Manchin, though, sees himself not as a seeker of pork-barrel projects but as a champion for policies that aid Appalachia and the Rust Belt.

“What we have to do now, and I think it’s appropriate — we show the need, and that the base has been left behind,” he said.

He started down that road by joining Michigan Democratic Sen. Debbie Stabenow in co-sponsoring a proposal for $8 billion in tax credits to boost clean energy manufacturing for coal communities and the auto industry.

Robert Rupp, a political history professor at West Virginia Wesleyan College, says Manchin can use his position in a 50-50 Senate to put his small state in the forefront of everyone’s mind.

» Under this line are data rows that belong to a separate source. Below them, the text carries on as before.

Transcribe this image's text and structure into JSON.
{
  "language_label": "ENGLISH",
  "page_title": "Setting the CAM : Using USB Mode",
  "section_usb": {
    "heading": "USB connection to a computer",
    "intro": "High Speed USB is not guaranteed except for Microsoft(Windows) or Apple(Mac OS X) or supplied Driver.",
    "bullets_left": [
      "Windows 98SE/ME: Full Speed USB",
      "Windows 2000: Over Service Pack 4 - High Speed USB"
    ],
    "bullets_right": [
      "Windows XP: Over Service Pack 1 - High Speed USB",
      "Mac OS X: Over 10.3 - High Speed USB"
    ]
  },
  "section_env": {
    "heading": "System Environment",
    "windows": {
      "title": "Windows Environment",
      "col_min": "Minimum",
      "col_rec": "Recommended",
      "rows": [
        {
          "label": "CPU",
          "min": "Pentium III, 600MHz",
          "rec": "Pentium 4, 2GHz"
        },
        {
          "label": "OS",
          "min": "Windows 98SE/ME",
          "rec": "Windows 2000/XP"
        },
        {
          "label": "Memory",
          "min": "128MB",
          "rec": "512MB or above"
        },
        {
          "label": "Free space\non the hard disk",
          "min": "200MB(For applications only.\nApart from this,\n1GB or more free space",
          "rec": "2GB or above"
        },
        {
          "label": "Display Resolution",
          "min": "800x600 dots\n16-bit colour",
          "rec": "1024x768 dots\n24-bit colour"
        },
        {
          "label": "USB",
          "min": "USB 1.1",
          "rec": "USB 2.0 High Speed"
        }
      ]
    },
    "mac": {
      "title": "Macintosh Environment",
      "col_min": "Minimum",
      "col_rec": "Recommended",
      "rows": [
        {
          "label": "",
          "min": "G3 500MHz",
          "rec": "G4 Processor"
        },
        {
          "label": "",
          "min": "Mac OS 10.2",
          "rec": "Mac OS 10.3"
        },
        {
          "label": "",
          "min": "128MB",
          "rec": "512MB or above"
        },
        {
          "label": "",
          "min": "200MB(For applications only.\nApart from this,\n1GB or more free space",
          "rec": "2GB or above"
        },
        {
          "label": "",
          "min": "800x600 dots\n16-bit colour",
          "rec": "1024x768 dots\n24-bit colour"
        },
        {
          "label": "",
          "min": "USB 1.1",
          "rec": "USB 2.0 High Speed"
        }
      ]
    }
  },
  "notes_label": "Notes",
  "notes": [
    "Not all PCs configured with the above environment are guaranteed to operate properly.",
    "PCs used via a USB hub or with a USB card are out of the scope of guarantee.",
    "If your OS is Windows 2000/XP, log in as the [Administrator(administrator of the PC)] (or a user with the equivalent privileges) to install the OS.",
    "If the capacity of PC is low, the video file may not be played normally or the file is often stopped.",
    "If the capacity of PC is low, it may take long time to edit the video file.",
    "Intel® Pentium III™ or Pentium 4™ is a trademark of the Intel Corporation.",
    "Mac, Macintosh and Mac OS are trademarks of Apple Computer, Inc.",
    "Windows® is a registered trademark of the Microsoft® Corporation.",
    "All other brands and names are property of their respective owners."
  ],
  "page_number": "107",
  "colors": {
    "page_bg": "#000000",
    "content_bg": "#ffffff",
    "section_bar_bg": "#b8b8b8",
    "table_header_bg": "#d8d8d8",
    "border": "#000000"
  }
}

“He’s at the center of attention, and he could assert power,” Rupp said.

A former governor, Manchin has deep roots in West Virginia politics. That helps explain why he is the last Democrat to hold statewide office in a state Trump carried twice by large margins.

Manchin maintains an air of unpredictability. He opposed a $15 minimum wage provision in the $1.9 billion pandemic stimulus package, even after activists rallied outside his state office in Charleston, leaving some to question his future legacy.

Days later, the Senate parliamentarian ruled an increase couldn’t be included in the COVID-19 relief bill. That was a win for Manchin and his reverence for Senate customs, including the filibuster, which helps sustain a 60-vote hurdle to advancing most legislation.

Manchin has vowed never to support ending the filibuster.

On a recent morning in Charleston outside the golden-domed state Capitol, saving the filibuster was a rallying cry for anti-abortion advocates, who held signs stating, “Thank you Senator Manchin.”

“We need to encourage him to stand strong,” said Marilyn Musgrave, who works for the Susan B. Anthony List, an anti-abortion nonprofit.

Musgrave’s group looks to Manchin now after campaigning against his 2018 bid for a second full term, which he won with just under 50% of the vote. Manchin opposes public funding for abortions but stops short of supporting an outright ban. Still, he typically scores a low rating from abortion-rights groups, which puts him more in line with West Virginians.